KMC: When the wedding dresses started to arrive for our cover shoot, you shared on your Instagram Stories about your dress shopping experience...
HM: I did one day with my matron of honor, my best friend since kindergarten, of going to these bridal boutiques to see what they had. And it was so disheartening. Even if they had something that was going to be in my size eventually, it was still cut for a size two. And there just wasn't something real and tangible for me to touch and try on. And I was like I have no idea what this crepe is going to look like on me! So this is my best advice: I found my favorite dress in my closet that I wear to a lot of formal events because it just fits me incredibly, and then I found a designer, Xay Vongphachanh at Watters, and I said make me something like this. I don't mean to dissuade others from using designers, but (dress shopping) was such a pressure cooker situation. They just didn't have what I wanted, and then I'd have to picture what a dress in a size 8 was going to look like on me, who is a size 12/14. It just became super disheartening. Dress shopping should be such a personal and exciting experience. There's this whole idea of 'say yes to the dress' and it just did not happen for me. And at the end of the day of bridal dress shopping, I was so hungry—I was like give me a taco and a glass of wine, I'm freaking over it.

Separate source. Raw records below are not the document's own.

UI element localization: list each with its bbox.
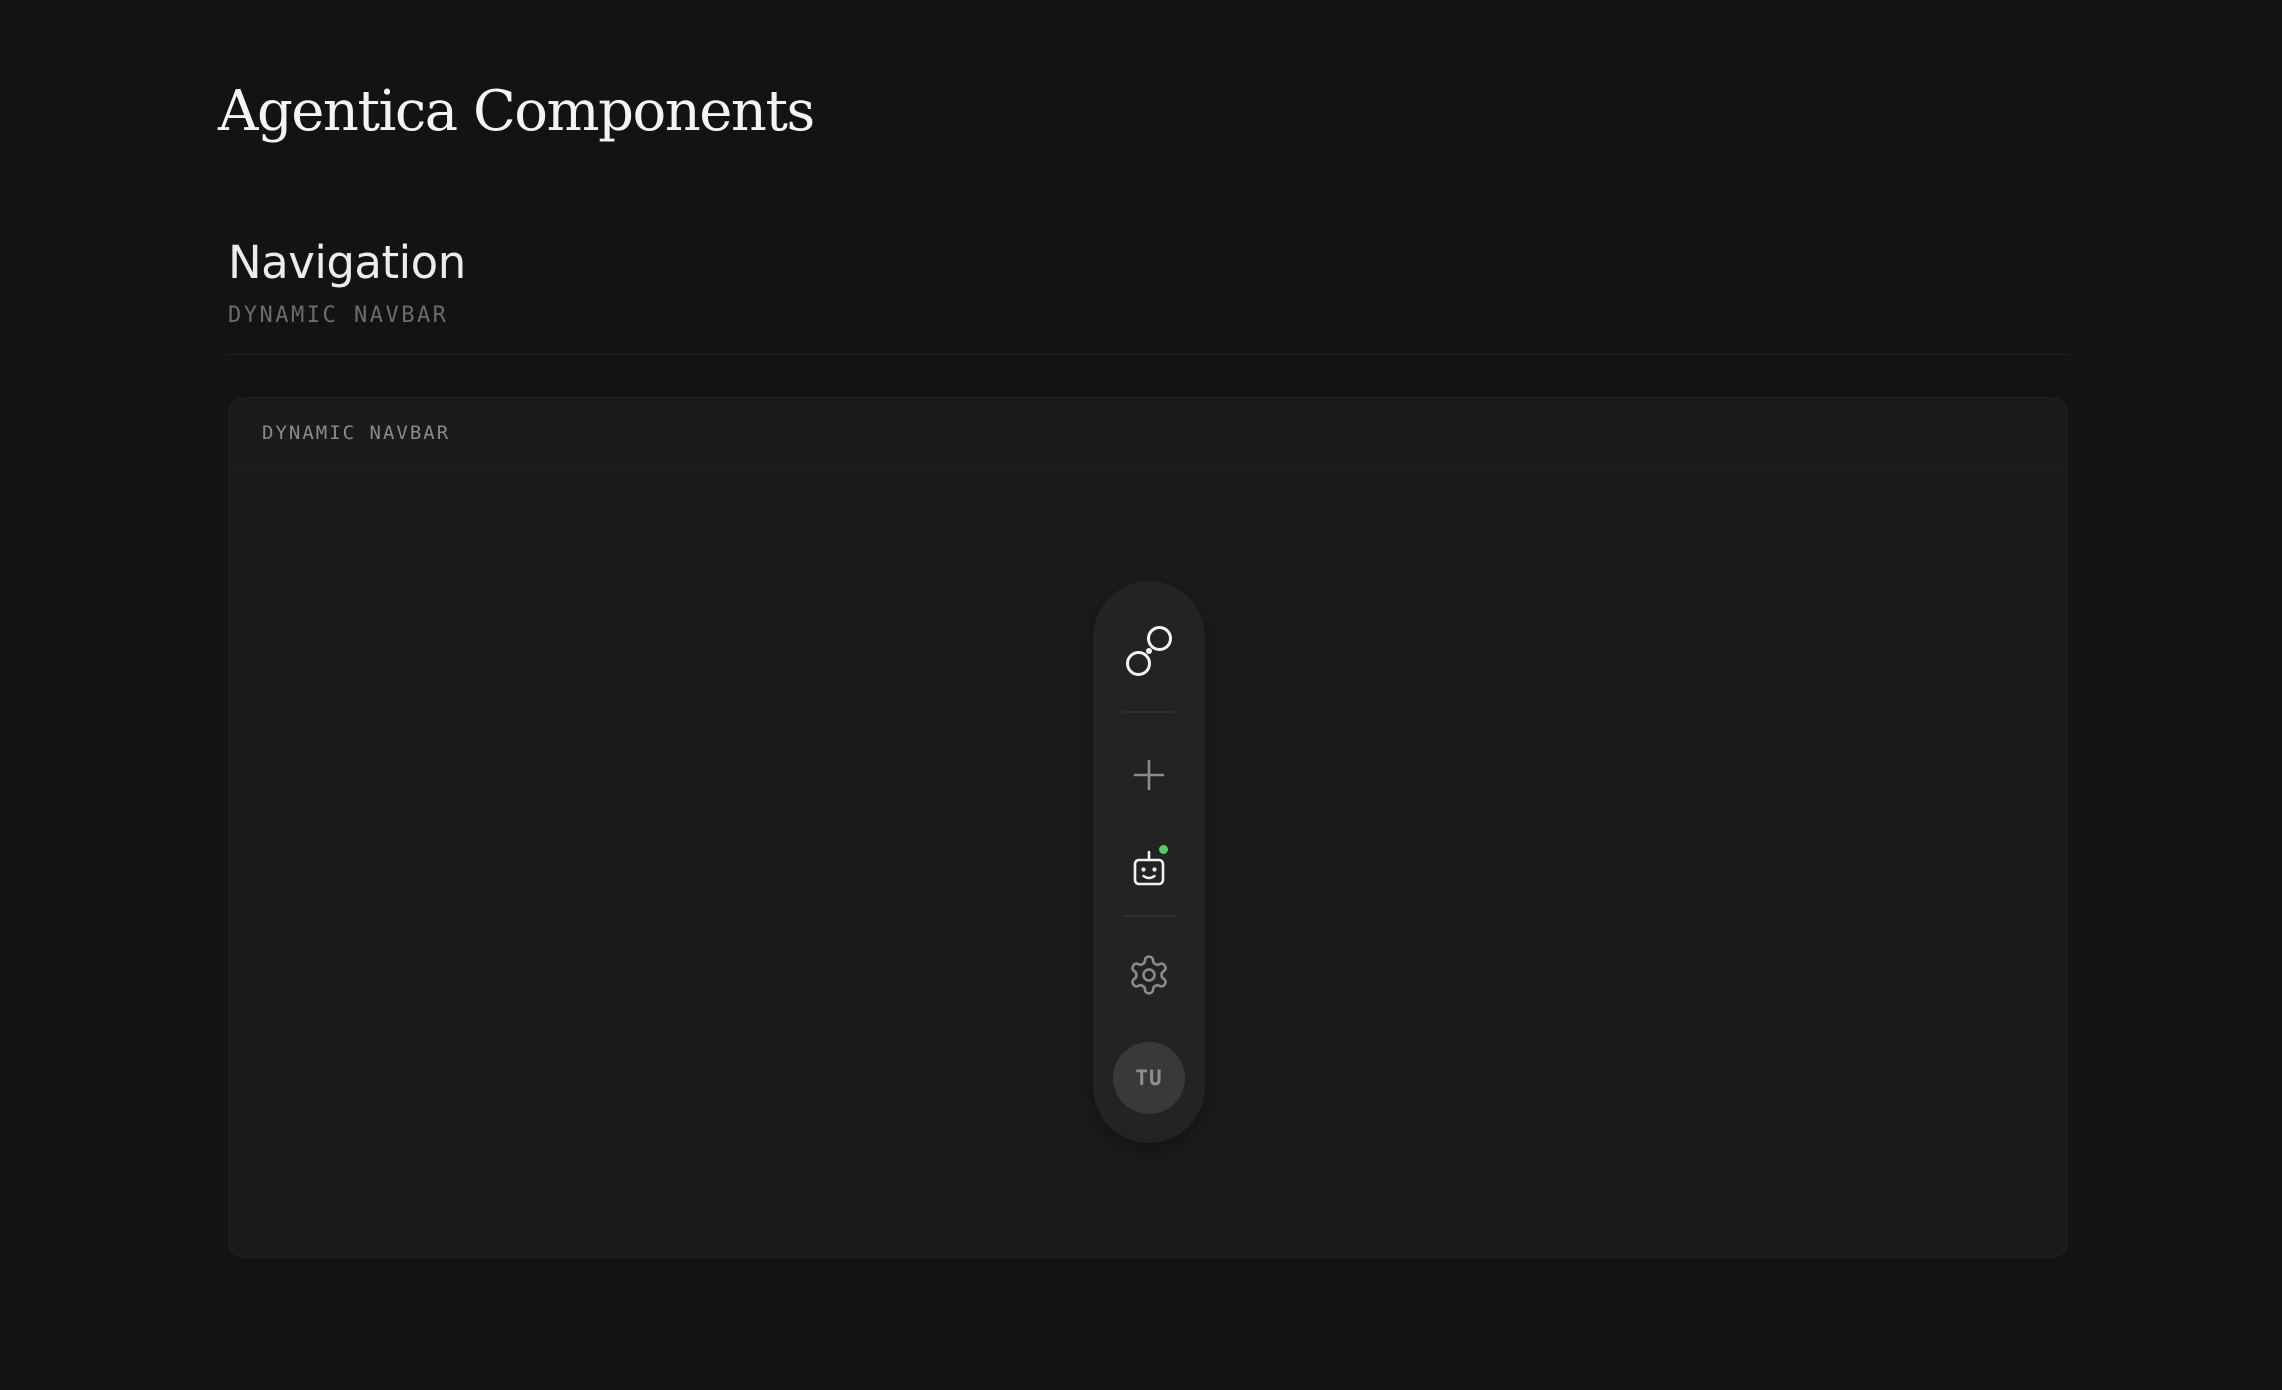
navbar-divider: [1123, 915, 1175, 917]
dynamic-navbar: TU: [1093, 581, 1205, 1143]
page-title: Agentica Components: [218, 79, 815, 144]
plus-icon: [1132, 758, 1166, 792]
demo-card: DYNAMIC NAVBAR TU: [228, 397, 2068, 1258]
link-logo-icon: [1121, 623, 1177, 679]
new-item-button[interactable]: [1093, 743, 1205, 807]
logo-button[interactable]: [1093, 621, 1205, 681]
gear-icon: [1127, 953, 1171, 997]
section-subtitle: DYNAMIC NAVBAR: [228, 303, 449, 328]
navbar-divider: [1123, 711, 1175, 713]
section-title: Navigation: [228, 236, 466, 289]
online-status-dot: [1159, 845, 1168, 854]
robot-icon: [1129, 849, 1169, 889]
settings-button[interactable]: [1093, 943, 1205, 1007]
section-divider: [228, 354, 2068, 355]
agent-button[interactable]: [1093, 837, 1205, 901]
demo-card-label: DYNAMIC NAVBAR: [262, 422, 451, 444]
demo-card-header: DYNAMIC NAVBAR: [229, 398, 2067, 468]
avatar-initials: TU: [1135, 1066, 1163, 1090]
avatar[interactable]: TU: [1113, 1042, 1185, 1114]
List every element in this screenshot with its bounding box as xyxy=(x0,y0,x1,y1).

KMC: So there's a lot going on in the world today—how do you personally process it and approach it all?
HM: I'm a woman in comedy and my whole job is to take things that make people feel uncomfortable or that they don't understand and to break it down in a humorous way for us all to find a common thread and a human connection. We've either got to learn from things, grow from it, or adjust. So I can only hope that the world is going to become a kinder, more gentler, more patient place, but there's also got to be equality for everybody. There is so much unknown and as long as you're not being an asshole and you're doing your part to treat everyone kindly and justly and sticking up for those who need you to have their back, then that's all you can ask for.

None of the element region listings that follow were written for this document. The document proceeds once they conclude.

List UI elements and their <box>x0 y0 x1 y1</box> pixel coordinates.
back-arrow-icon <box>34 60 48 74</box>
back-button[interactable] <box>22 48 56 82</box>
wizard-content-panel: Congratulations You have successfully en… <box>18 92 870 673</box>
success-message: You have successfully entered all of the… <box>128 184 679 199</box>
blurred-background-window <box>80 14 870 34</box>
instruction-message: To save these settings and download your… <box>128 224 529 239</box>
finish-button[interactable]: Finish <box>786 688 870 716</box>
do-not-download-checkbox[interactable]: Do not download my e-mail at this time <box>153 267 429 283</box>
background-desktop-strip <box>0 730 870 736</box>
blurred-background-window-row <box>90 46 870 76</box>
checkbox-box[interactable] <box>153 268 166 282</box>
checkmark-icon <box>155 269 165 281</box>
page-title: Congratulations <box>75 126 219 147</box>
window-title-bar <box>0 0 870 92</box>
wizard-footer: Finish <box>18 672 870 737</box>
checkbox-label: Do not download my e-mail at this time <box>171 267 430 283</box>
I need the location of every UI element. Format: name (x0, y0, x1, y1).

KMC: What's your and Jeff's secret for a successful relationship?
HM: At the end of the day, I say that we invest in each other, like people invest in a start up. Jeff and I met when we were 22. We both had big dreams and it has not been glamorous along the way but I think it's just finding somebody who's going to be your [expletive] cheerleader. I just think that if you're independent and the other person is independent, then when you come together you're just that much stronger. But you've got to have your own thing and you've got to have your own passions. If you're staying in your lane and doing what fulfills you, that only makes you a better person to your partner.